Visit ITV News' Facebook page to give your views on the issue
The motive for breastfeeding should not be rooted in financial reward, a leading policy adviser has said.
Janet Fyle, professional policy advisor at the Royal College of Midwives, said while she was not completely against financial incentives, there are larger social and cultural issues that needed to be addressed to increase breastfeeding rates.
"In many areas, including those in this study, there are generations of women who may not have seen anyone breastfeeding their baby, meaning it is not the cultural norm in many communities.
"The motive for breastfeeding cannot be rooted by offering financial reward. It has to be something that a mother wants to do in the interest of the health and well-being of her child."
Ms Fyle said "worrying" low rates of breastfeeding could be reversed through investment in midwives and in improving ante-natal and post-natal care.
Researchers at the University of Sheffield said women in the UK feel stigmatised by breastfeeding, despite being aware of the "breast is best" health message.
Despite numerous attempts to encourage new mothers to breastfeed their babies, rates remain stubbornly low in parts of the UK.
- 34% of UK babies are breastfed at six months
- Only 1% of babies are exclusively breastfed at this stage - despite recommendations from the NHS that breast milk contains all the nutrients a baby needs at this stage of development
The new study aimed at looking at ways to encourage more women to breastfeed by offering vouchers will be trialled in Derbyshire and South Yorkshire - in areas where breastfeeding uptake rates are low.
If the mothers breastfeed their children for a full six months they will receive £200 shopping vouchers - half for supermarkets and half for high street stores.
The vouchers, which are being funded by the National Prevention Research Initiative, will be distributed in five stages of £40 each.
Encouraging more women to breastfeed their newborn babies would save the NHS money, as babies who are breastfed are healthier, and less likely to develop obesity, according to Dr Clare Relton from the University of Sheffield.
The UK has one of the worst breastfeeding rates in the world, with breastfeeding rates varying significantly, depending on where you live, scientists from the University of Sheffield said.
In a new feasibility study which will see women being given vouchers for breastfeeding, Dr Clare Relton said it was vital to look into creative ways to boost the levels of breastfeeding across the UK.
The UK has one of the worst breastfeeding rates in the world and breastfeeding rates vary very widely across different parts of the country.
If you are a six-week-old baby the chances of you being breastfed vary depending on where you live.
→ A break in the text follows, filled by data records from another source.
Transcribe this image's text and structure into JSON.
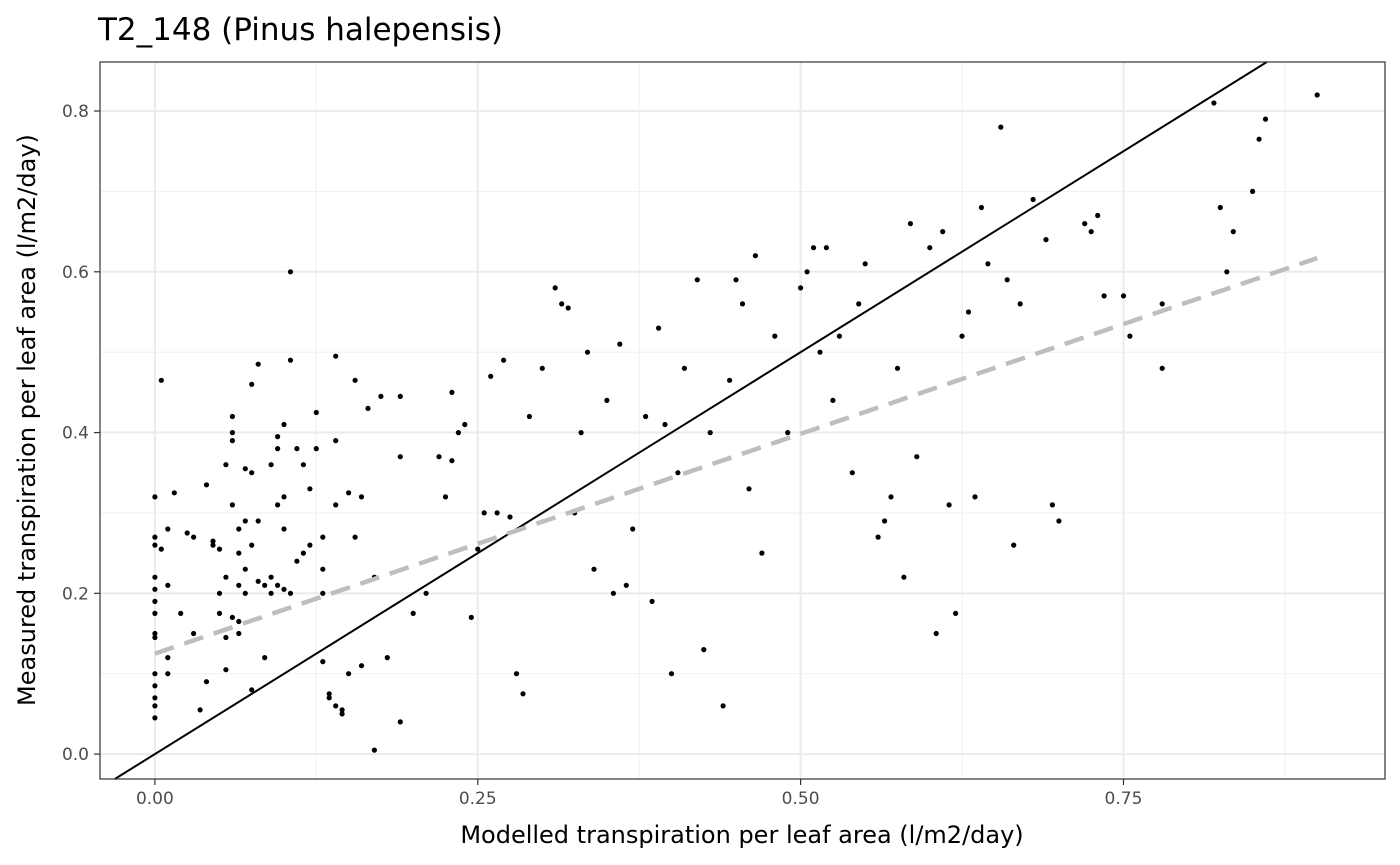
{
  "chart_data": {
    "type": "scatter",
    "title": "T2_148 (Pinus halepensis)",
    "xlabel": "Modelled transpiration per leaf area (l/m2/day)",
    "ylabel": "Measured transpiration per leaf area (l/m2/day)",
    "xlim": [
      -0.0425,
      0.9525
    ],
    "ylim": [
      -0.031,
      0.861
    ],
    "xticks": [
      0.0,
      0.25,
      0.5,
      0.75
    ],
    "xtick_labels": [
      "0.00",
      "0.25",
      "0.50",
      "0.75"
    ],
    "yticks": [
      0.0,
      0.2,
      0.4,
      0.6,
      0.8
    ],
    "ytick_labels": [
      "0.0",
      "0.2",
      "0.4",
      "0.6",
      "0.8"
    ],
    "grid": true,
    "background": "#ffffff",
    "point_color": "#000000",
    "identity_line": {
      "style": "solid",
      "color": "#000000",
      "slope": 1,
      "intercept": 0
    },
    "fit_line": {
      "style": "dashed",
      "color": "#bebebe",
      "x": [
        0.0,
        0.9
      ],
      "y": [
        0.125,
        0.617
      ]
    },
    "points": [
      [
        0.0,
        0.32
      ],
      [
        0.0,
        0.27
      ],
      [
        0.0,
        0.26
      ],
      [
        0.0,
        0.22
      ],
      [
        0.0,
        0.205
      ],
      [
        0.0,
        0.19
      ],
      [
        0.0,
        0.175
      ],
      [
        0.0,
        0.15
      ],
      [
        0.0,
        0.145
      ],
      [
        0.0,
        0.1
      ],
      [
        0.0,
        0.085
      ],
      [
        0.0,
        0.07
      ],
      [
        0.0,
        0.06
      ],
      [
        0.0,
        0.045
      ],
      [
        0.005,
        0.465
      ],
      [
        0.005,
        0.255
      ],
      [
        0.01,
        0.28
      ],
      [
        0.01,
        0.21
      ],
      [
        0.01,
        0.12
      ],
      [
        0.01,
        0.1
      ],
      [
        0.015,
        0.325
      ],
      [
        0.02,
        0.175
      ],
      [
        0.025,
        0.275
      ],
      [
        0.03,
        0.27
      ],
      [
        0.03,
        0.15
      ],
      [
        0.035,
        0.055
      ],
      [
        0.04,
        0.335
      ],
      [
        0.04,
        0.09
      ],
      [
        0.045,
        0.265
      ],
      [
        0.045,
        0.26
      ],
      [
        0.05,
        0.255
      ],
      [
        0.05,
        0.2
      ],
      [
        0.05,
        0.175
      ],
      [
        0.055,
        0.36
      ],
      [
        0.055,
        0.22
      ],
      [
        0.055,
        0.145
      ],
      [
        0.055,
        0.105
      ],
      [
        0.06,
        0.42
      ],
      [
        0.06,
        0.4
      ],
      [
        0.06,
        0.39
      ],
      [
        0.06,
        0.31
      ],
      [
        0.06,
        0.17
      ],
      [
        0.065,
        0.28
      ],
      [
        0.065,
        0.25
      ],
      [
        0.065,
        0.21
      ],
      [
        0.065,
        0.165
      ],
      [
        0.065,
        0.15
      ],
      [
        0.07,
        0.355
      ],
      [
        0.07,
        0.29
      ],
      [
        0.07,
        0.23
      ],
      [
        0.07,
        0.2
      ],
      [
        0.075,
        0.46
      ],
      [
        0.075,
        0.35
      ],
      [
        0.075,
        0.26
      ],
      [
        0.075,
        0.08
      ],
      [
        0.08,
        0.485
      ],
      [
        0.08,
        0.29
      ],
      [
        0.08,
        0.215
      ],
      [
        0.085,
        0.21
      ],
      [
        0.085,
        0.12
      ],
      [
        0.09,
        0.36
      ],
      [
        0.09,
        0.22
      ],
      [
        0.09,
        0.2
      ],
      [
        0.095,
        0.395
      ],
      [
        0.095,
        0.38
      ],
      [
        0.095,
        0.31
      ],
      [
        0.095,
        0.21
      ],
      [
        0.1,
        0.41
      ],
      [
        0.1,
        0.32
      ],
      [
        0.1,
        0.28
      ],
      [
        0.1,
        0.205
      ],
      [
        0.105,
        0.6
      ],
      [
        0.105,
        0.49
      ],
      [
        0.105,
        0.2
      ],
      [
        0.11,
        0.38
      ],
      [
        0.11,
        0.24
      ],
      [
        0.115,
        0.36
      ],
      [
        0.115,
        0.25
      ],
      [
        0.12,
        0.33
      ],
      [
        0.12,
        0.26
      ],
      [
        0.125,
        0.425
      ],
      [
        0.125,
        0.38
      ],
      [
        0.13,
        0.27
      ],
      [
        0.13,
        0.23
      ],
      [
        0.13,
        0.2
      ],
      [
        0.13,
        0.115
      ],
      [
        0.135,
        0.075
      ],
      [
        0.135,
        0.07
      ],
      [
        0.14,
        0.495
      ],
      [
        0.14,
        0.39
      ],
      [
        0.14,
        0.31
      ],
      [
        0.14,
        0.06
      ],
      [
        0.145,
        0.055
      ],
      [
        0.145,
        0.05
      ],
      [
        0.15,
        0.325
      ],
      [
        0.15,
        0.1
      ],
      [
        0.155,
        0.465
      ],
      [
        0.155,
        0.27
      ],
      [
        0.16,
        0.32
      ],
      [
        0.16,
        0.11
      ],
      [
        0.165,
        0.43
      ],
      [
        0.17,
        0.22
      ],
      [
        0.17,
        0.005
      ],
      [
        0.175,
        0.445
      ],
      [
        0.18,
        0.12
      ],
      [
        0.19,
        0.445
      ],
      [
        0.19,
        0.37
      ],
      [
        0.19,
        0.04
      ],
      [
        0.2,
        0.175
      ],
      [
        0.21,
        0.2
      ],
      [
        0.22,
        0.37
      ],
      [
        0.225,
        0.32
      ],
      [
        0.23,
        0.45
      ],
      [
        0.23,
        0.365
      ],
      [
        0.235,
        0.4
      ],
      [
        0.24,
        0.41
      ],
      [
        0.245,
        0.17
      ],
      [
        0.25,
        0.255
      ],
      [
        0.255,
        0.3
      ],
      [
        0.26,
        0.47
      ],
      [
        0.265,
        0.3
      ],
      [
        0.27,
        0.49
      ],
      [
        0.275,
        0.295
      ],
      [
        0.28,
        0.1
      ],
      [
        0.285,
        0.075
      ],
      [
        0.29,
        0.42
      ],
      [
        0.3,
        0.48
      ],
      [
        0.31,
        0.58
      ],
      [
        0.315,
        0.56
      ],
      [
        0.32,
        0.555
      ],
      [
        0.325,
        0.3
      ],
      [
        0.33,
        0.4
      ],
      [
        0.335,
        0.5
      ],
      [
        0.34,
        0.23
      ],
      [
        0.35,
        0.44
      ],
      [
        0.355,
        0.2
      ],
      [
        0.36,
        0.51
      ],
      [
        0.365,
        0.21
      ],
      [
        0.37,
        0.28
      ],
      [
        0.38,
        0.42
      ],
      [
        0.385,
        0.19
      ],
      [
        0.39,
        0.53
      ],
      [
        0.395,
        0.41
      ],
      [
        0.4,
        0.1
      ],
      [
        0.405,
        0.35
      ],
      [
        0.41,
        0.48
      ],
      [
        0.42,
        0.59
      ],
      [
        0.425,
        0.13
      ],
      [
        0.43,
        0.4
      ],
      [
        0.44,
        0.06
      ],
      [
        0.445,
        0.465
      ],
      [
        0.45,
        0.59
      ],
      [
        0.455,
        0.56
      ],
      [
        0.46,
        0.33
      ],
      [
        0.465,
        0.62
      ],
      [
        0.47,
        0.25
      ],
      [
        0.48,
        0.52
      ],
      [
        0.49,
        0.4
      ],
      [
        0.5,
        0.58
      ],
      [
        0.505,
        0.6
      ],
      [
        0.51,
        0.63
      ],
      [
        0.515,
        0.5
      ],
      [
        0.52,
        0.63
      ],
      [
        0.525,
        0.44
      ],
      [
        0.53,
        0.52
      ],
      [
        0.54,
        0.35
      ],
      [
        0.545,
        0.56
      ],
      [
        0.55,
        0.61
      ],
      [
        0.56,
        0.27
      ],
      [
        0.565,
        0.29
      ],
      [
        0.57,
        0.32
      ],
      [
        0.575,
        0.48
      ],
      [
        0.58,
        0.22
      ],
      [
        0.585,
        0.66
      ],
      [
        0.59,
        0.37
      ],
      [
        0.6,
        0.63
      ],
      [
        0.605,
        0.15
      ],
      [
        0.61,
        0.65
      ],
      [
        0.615,
        0.31
      ],
      [
        0.62,
        0.175
      ],
      [
        0.625,
        0.52
      ],
      [
        0.63,
        0.55
      ],
      [
        0.635,
        0.32
      ],
      [
        0.64,
        0.68
      ],
      [
        0.645,
        0.61
      ],
      [
        0.655,
        0.78
      ],
      [
        0.66,
        0.59
      ],
      [
        0.665,
        0.26
      ],
      [
        0.67,
        0.56
      ],
      [
        0.68,
        0.69
      ],
      [
        0.69,
        0.64
      ],
      [
        0.695,
        0.31
      ],
      [
        0.7,
        0.29
      ],
      [
        0.72,
        0.66
      ],
      [
        0.725,
        0.65
      ],
      [
        0.73,
        0.67
      ],
      [
        0.735,
        0.57
      ],
      [
        0.75,
        0.57
      ],
      [
        0.755,
        0.52
      ],
      [
        0.78,
        0.56
      ],
      [
        0.78,
        0.48
      ],
      [
        0.82,
        0.81
      ],
      [
        0.825,
        0.68
      ],
      [
        0.83,
        0.6
      ],
      [
        0.835,
        0.65
      ],
      [
        0.85,
        0.7
      ],
      [
        0.855,
        0.765
      ],
      [
        0.86,
        0.79
      ],
      [
        0.9,
        0.82
      ]
    ]
  }
}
If you live in an affluent area you are four times more likely to be breastfed than if you live in a deprived area.
Babies who are breastfed have fewer health problems such as upset tummies and chest infections, and are less likely to develop diabetes and obesity when they are older. Breast milk is perfectly designed for babies and provides all they need for the first six months of their life.
A number of new mothers are to be paid to breastfeed their babies as part of a new research project examining whether or not uptake rates will increase if the women are offered financial incentives.
The scheme, which will see women being given vouchers for Matalan, John Lewis and Mothercare, as well as supermarkets, is examining ways to boost low rates of breastfeeding.
The new study is to be trialled in Derbyshire and South Yorkshire - in areas where breastfeeding uptake rates are low.